From a circular economy perspective, the acoustic characterization of steelwork by-products is a topic worth investigating, especially because little or no literature can be found on this subject. The possibility to reuse and add value to a large amount of this kind of waste material can lead to significant economic and environmental benefits. Once properly analyzed and optimized, these by-products can become a valuable alternative to conventional materials for noise control applications. The main acoustic properties of these materials can be investigated by means of a four-microphone impedance tube. Through an inverse technique, it is then possible to derive some non-acoustic properties of interest, useful to physically characterize the structure of the materials. The inverse method adopted in this paper is founded on the Johnson-Champoux-Allard model and uses a standard minimization procedure based on the difference between the sound absorption coefficients obtained experimentally and predicted by the Johnson-Champoux-Allard model. The results obtained are consistent with other literature data for similar materials.
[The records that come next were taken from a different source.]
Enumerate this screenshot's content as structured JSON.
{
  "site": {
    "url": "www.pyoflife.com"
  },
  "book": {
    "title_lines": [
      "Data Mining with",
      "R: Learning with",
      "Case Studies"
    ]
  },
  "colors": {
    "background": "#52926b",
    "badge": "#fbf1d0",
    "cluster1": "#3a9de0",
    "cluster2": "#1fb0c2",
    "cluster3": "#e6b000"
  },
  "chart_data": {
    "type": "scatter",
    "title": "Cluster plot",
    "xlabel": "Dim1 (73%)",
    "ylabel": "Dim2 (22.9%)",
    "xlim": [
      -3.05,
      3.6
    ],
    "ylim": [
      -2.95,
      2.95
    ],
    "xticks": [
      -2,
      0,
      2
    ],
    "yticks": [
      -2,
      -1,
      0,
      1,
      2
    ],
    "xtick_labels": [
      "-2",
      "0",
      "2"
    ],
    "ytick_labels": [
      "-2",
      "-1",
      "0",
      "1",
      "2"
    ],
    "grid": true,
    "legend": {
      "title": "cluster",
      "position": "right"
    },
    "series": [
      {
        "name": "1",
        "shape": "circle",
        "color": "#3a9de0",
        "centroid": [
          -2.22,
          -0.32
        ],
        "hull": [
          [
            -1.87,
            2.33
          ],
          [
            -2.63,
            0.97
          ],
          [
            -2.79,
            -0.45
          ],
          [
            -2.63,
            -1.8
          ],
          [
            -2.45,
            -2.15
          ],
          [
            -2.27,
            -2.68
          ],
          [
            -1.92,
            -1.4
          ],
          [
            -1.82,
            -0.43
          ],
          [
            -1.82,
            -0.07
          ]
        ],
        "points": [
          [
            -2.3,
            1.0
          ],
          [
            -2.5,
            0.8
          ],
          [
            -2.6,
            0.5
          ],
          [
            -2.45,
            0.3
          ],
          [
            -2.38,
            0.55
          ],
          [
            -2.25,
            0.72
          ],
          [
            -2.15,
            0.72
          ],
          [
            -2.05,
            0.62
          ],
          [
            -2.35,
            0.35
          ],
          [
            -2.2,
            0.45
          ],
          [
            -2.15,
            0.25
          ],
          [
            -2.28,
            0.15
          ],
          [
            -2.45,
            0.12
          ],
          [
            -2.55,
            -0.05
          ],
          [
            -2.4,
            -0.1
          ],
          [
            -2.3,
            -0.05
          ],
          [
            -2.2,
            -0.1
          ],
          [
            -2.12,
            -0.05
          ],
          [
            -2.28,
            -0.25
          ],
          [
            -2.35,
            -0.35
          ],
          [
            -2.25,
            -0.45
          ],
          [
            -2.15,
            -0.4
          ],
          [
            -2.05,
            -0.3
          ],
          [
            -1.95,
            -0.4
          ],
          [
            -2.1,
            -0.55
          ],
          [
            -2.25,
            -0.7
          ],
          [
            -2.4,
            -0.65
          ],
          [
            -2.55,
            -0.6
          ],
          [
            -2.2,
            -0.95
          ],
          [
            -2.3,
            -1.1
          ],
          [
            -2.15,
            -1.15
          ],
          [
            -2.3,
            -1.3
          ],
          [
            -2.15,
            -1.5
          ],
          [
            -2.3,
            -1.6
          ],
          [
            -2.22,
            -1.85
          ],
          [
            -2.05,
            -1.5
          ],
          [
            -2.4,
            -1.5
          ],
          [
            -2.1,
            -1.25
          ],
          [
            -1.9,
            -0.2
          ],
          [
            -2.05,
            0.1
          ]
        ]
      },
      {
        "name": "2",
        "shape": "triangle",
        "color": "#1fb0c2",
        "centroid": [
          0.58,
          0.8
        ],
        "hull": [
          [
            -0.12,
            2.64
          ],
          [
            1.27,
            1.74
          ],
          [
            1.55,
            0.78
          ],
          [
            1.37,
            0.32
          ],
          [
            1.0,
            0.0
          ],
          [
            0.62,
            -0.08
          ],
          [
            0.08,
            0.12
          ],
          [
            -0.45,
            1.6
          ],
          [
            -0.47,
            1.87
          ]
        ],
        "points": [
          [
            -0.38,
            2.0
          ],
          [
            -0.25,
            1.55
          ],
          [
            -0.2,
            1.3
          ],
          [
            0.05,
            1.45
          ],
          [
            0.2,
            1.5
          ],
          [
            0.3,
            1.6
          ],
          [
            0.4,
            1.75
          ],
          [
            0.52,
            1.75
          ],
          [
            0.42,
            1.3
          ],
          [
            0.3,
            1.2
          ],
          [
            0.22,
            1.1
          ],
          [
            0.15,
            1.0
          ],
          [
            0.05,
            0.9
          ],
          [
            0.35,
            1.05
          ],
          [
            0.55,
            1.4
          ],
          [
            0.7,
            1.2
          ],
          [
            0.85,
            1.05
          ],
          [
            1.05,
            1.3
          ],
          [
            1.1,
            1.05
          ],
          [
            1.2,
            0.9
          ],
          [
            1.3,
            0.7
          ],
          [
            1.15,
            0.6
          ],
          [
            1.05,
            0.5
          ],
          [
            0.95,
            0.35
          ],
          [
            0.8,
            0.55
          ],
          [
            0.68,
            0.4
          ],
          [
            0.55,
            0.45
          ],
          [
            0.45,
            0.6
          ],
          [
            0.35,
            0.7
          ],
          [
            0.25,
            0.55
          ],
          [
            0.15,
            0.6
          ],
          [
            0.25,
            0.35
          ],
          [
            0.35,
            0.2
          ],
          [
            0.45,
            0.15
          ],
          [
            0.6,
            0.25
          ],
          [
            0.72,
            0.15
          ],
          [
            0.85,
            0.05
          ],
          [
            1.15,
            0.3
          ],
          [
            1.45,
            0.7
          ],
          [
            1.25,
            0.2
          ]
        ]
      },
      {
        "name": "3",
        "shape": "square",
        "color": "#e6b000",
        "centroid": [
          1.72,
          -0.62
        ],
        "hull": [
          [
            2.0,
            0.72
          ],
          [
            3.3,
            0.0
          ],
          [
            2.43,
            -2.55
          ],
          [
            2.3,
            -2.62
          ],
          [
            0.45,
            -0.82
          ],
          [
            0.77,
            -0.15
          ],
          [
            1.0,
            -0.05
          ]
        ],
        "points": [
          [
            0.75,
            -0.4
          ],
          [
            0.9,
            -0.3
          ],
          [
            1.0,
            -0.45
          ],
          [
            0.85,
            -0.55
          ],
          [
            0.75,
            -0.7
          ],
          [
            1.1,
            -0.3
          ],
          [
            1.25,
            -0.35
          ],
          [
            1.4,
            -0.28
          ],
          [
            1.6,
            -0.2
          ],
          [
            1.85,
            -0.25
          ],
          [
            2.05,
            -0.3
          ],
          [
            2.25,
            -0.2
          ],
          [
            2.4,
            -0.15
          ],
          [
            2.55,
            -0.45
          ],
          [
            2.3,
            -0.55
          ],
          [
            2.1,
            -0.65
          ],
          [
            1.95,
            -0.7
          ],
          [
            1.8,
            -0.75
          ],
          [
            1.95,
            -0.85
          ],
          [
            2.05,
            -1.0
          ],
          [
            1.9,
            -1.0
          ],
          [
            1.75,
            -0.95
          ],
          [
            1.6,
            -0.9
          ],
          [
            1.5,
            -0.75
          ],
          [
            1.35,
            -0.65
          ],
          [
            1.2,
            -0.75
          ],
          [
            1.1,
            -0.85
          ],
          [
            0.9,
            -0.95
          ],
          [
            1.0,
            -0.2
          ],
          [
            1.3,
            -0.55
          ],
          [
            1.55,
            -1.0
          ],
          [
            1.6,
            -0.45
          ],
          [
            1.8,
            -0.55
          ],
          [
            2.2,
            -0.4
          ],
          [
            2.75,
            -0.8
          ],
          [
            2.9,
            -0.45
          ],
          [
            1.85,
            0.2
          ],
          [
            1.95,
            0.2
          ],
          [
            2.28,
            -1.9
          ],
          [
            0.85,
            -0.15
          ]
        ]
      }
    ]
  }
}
The knowledge of the physical parameters retrieved applying this technique (porosity, airflow resistivity, tortuosity, viscous and thermal characteristic length) is fundamental for the acoustic optimization of the porous materials in the case of future applications.

Automated summary

This study highlights the importance of investigating the acoustic characterization of steelwork by-products from a circular economy perspective. By using an inverse technique based on the Johnson-Champoux-Allard model, non-acoustic physical properties can be derived, providing a foundation for the acoustic optimization of porous materials. The results obtained are consistent with literature data and show the potential for these by-products to become valuable alternatives for noise control applications.